第55章 叫び
「えーーーっ!!?な…なぜお前それを知ってて消さなかった!!」
「指令が………出ませんでしたので…」
「何を!!?コノ間抜けめーーー!!!それくらいてめェで判断しやがれ!!何だよオイ…じゃあ誰か今ここへ向かってるってのか!?」
ロビンと目があった。不安そうな顔をしているけど、多分追いかけてきてくれてるのはルフィだ。なんにせよ、殺さないでくれてよかった。
「おい急げ…何を立ち止まってるんだ!!!ニコ・ロビン!!!オイ!!!この“生きてるだけで犯罪女”ァ!!!止まるなっ!!!ルッチ!!引っ張って来い!!髪の毛引っ張ったれ!!!」
「命令だ……進め…ニコ・ロビン。」
後ろから何か聞こえたのだろうか、ロビンが立ち止まってしまった。この長官、やっぱりムカつくな。女性の髪の毛引っ張るってよくそんな平気で言えるもんだな。

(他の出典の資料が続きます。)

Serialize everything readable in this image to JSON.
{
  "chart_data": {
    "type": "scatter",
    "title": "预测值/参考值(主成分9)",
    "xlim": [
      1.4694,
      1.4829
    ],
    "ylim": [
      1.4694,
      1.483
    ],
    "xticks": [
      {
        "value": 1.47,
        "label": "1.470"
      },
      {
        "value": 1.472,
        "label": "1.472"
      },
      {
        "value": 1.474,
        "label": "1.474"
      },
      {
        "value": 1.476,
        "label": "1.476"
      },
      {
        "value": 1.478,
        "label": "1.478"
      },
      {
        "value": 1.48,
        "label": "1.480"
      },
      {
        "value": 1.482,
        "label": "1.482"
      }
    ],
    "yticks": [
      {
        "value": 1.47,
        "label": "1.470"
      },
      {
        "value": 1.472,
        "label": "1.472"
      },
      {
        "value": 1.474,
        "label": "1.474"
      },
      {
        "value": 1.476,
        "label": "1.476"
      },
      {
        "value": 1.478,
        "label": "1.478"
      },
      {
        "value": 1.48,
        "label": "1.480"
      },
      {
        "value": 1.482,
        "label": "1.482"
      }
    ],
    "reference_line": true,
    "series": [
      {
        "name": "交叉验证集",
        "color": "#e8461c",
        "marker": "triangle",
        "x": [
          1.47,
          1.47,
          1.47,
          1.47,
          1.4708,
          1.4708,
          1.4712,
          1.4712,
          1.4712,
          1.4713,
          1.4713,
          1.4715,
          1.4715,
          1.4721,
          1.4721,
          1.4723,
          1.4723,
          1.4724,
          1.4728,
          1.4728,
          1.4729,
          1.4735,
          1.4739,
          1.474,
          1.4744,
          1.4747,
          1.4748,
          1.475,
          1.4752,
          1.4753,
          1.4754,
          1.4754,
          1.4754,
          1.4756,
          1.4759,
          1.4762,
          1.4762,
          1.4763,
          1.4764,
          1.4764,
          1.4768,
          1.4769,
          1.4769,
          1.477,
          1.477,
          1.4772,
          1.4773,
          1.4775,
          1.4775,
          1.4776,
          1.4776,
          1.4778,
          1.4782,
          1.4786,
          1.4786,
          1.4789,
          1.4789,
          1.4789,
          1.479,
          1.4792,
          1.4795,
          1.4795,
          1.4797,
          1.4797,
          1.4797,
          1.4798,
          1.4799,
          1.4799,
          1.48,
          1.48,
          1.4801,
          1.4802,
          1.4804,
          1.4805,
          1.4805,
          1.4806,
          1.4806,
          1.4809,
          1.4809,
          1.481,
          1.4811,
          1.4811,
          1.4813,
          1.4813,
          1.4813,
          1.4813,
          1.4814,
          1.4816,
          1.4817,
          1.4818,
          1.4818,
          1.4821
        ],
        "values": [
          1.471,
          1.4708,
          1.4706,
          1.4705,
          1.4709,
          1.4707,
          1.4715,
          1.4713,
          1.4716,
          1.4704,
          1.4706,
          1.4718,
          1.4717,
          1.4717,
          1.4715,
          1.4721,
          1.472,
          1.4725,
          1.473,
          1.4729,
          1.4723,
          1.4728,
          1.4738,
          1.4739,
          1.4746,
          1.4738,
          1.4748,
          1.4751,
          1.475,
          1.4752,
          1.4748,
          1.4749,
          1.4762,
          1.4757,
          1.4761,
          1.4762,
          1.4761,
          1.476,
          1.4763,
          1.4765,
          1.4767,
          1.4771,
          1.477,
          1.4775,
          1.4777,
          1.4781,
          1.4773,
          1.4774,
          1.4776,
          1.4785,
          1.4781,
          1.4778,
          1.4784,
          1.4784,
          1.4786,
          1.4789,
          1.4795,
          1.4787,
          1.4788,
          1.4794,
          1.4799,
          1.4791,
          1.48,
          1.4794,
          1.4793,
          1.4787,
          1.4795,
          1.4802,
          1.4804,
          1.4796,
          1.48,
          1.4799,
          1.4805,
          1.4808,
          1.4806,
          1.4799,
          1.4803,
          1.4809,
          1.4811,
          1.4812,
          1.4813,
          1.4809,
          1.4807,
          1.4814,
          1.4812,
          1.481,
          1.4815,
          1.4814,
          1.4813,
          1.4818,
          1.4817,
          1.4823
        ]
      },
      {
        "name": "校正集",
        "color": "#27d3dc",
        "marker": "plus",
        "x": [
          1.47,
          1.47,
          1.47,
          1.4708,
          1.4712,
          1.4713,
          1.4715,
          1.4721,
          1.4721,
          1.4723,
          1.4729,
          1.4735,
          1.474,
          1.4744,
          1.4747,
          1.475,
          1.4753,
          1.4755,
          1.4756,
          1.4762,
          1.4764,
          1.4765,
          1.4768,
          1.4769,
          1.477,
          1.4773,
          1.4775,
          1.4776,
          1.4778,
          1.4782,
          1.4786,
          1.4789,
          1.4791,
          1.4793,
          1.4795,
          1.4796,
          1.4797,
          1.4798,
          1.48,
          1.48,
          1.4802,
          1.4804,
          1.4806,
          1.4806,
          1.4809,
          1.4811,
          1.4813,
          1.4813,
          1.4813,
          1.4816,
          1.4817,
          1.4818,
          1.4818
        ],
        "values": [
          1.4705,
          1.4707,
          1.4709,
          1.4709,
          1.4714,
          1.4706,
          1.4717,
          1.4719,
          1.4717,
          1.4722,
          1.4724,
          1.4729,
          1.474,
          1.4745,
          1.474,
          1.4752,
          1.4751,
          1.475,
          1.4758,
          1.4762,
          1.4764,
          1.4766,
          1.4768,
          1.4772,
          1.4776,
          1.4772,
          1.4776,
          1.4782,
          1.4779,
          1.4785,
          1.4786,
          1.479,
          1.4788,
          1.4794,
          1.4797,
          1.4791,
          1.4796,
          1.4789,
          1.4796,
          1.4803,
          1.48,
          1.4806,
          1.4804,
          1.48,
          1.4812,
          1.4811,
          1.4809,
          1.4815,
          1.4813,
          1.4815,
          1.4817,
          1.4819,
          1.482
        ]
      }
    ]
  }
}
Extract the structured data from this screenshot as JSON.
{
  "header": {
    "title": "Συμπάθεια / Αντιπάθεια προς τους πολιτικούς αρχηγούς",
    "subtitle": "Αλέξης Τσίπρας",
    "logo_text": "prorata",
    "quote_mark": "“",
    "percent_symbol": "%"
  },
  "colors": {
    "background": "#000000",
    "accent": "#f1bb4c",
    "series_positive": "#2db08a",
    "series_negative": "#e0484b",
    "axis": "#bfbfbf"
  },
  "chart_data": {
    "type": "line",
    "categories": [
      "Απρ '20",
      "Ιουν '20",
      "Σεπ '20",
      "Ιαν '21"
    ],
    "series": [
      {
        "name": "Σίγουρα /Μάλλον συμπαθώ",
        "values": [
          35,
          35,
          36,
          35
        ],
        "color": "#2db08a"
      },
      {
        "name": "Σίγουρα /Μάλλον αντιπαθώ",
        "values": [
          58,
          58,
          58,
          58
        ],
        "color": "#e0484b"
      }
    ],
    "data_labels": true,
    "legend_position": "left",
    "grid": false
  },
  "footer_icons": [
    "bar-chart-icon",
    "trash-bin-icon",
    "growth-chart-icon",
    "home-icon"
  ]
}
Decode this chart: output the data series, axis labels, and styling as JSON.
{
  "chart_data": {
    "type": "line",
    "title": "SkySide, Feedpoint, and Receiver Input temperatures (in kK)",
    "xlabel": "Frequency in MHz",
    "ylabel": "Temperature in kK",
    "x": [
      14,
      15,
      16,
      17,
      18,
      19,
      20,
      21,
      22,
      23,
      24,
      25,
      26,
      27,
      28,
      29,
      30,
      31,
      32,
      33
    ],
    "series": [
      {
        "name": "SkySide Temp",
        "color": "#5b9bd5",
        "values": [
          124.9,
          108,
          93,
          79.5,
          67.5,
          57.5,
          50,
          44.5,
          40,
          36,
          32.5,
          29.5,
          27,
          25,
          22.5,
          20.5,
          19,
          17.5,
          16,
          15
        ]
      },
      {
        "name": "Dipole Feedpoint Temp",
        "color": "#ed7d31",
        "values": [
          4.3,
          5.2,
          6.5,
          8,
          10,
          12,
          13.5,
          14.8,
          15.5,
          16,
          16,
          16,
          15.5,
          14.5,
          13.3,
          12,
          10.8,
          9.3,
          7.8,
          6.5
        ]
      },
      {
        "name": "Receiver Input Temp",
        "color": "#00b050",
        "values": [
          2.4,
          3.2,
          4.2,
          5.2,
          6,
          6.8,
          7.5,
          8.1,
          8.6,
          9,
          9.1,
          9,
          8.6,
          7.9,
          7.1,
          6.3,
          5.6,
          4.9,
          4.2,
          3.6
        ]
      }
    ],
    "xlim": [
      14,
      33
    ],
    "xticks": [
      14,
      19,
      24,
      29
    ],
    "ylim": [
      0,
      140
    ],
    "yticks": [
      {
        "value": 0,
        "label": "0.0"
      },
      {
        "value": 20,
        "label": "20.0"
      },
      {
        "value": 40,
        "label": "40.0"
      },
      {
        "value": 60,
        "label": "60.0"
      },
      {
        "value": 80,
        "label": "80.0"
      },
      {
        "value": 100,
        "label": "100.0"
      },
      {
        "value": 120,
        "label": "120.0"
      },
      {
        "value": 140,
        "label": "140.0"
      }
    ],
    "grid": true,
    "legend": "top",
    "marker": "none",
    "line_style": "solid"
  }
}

「ワハハハ、バカめ。あんな弱そうな海賊共に本気で希望をかけてんのか。さっきの爆音もやっぱり気のせいさ、ここへ来れるわけがねェ!!そんな夢を見てる間に我々はやがて“正義の門”の正面にそびえる“ためらいの橋”に辿り着く。今かかってる半分の橋を渡り門を開くともう半分の橋が海底よりせり上がり、ついに“正義の門”を通過する。門が再び閉ざされたが最後…もう二度とお前らが“希望”なんて気持ちを抱く事はなくなる。今日まで生きてしまった罪をお前は償い続けるんだよ!!なァニコ・ロビン!!!ワハハハ!!!」
「お言葉だけど長官。ルフィは来るよ。希望なんかじゃない、断言できる。」
「あァ!?来るっていう証拠はどこにある!?こっちにゃCP9がついてんだ。」
「CP9なんて倒してくるよ。もちろん、そこにいるルッチだって……」
む、となって言い返してしまった。こいつ絶対弱いくせしてルッチがいないと何もできないのに、口だけはいっちょ前に達者だから腹が立つ。
「うるせぇ!!異世界人がごちゃごちゃ言うんじゃねェよ!!お前は海軍本部で政府の奴らの兵器になるんだ、口答えするんじゃねェ!!」
そもそも普通に受け入れてしまってたけど、何で私が異世界人ってバレてんだろう。やっぱり青キジが関係してるのかな…それに兵器って何?私そんな強くないし、人間兵器っていうほど大層なもんじゃない。考えた時、通路からある声が響き渡った。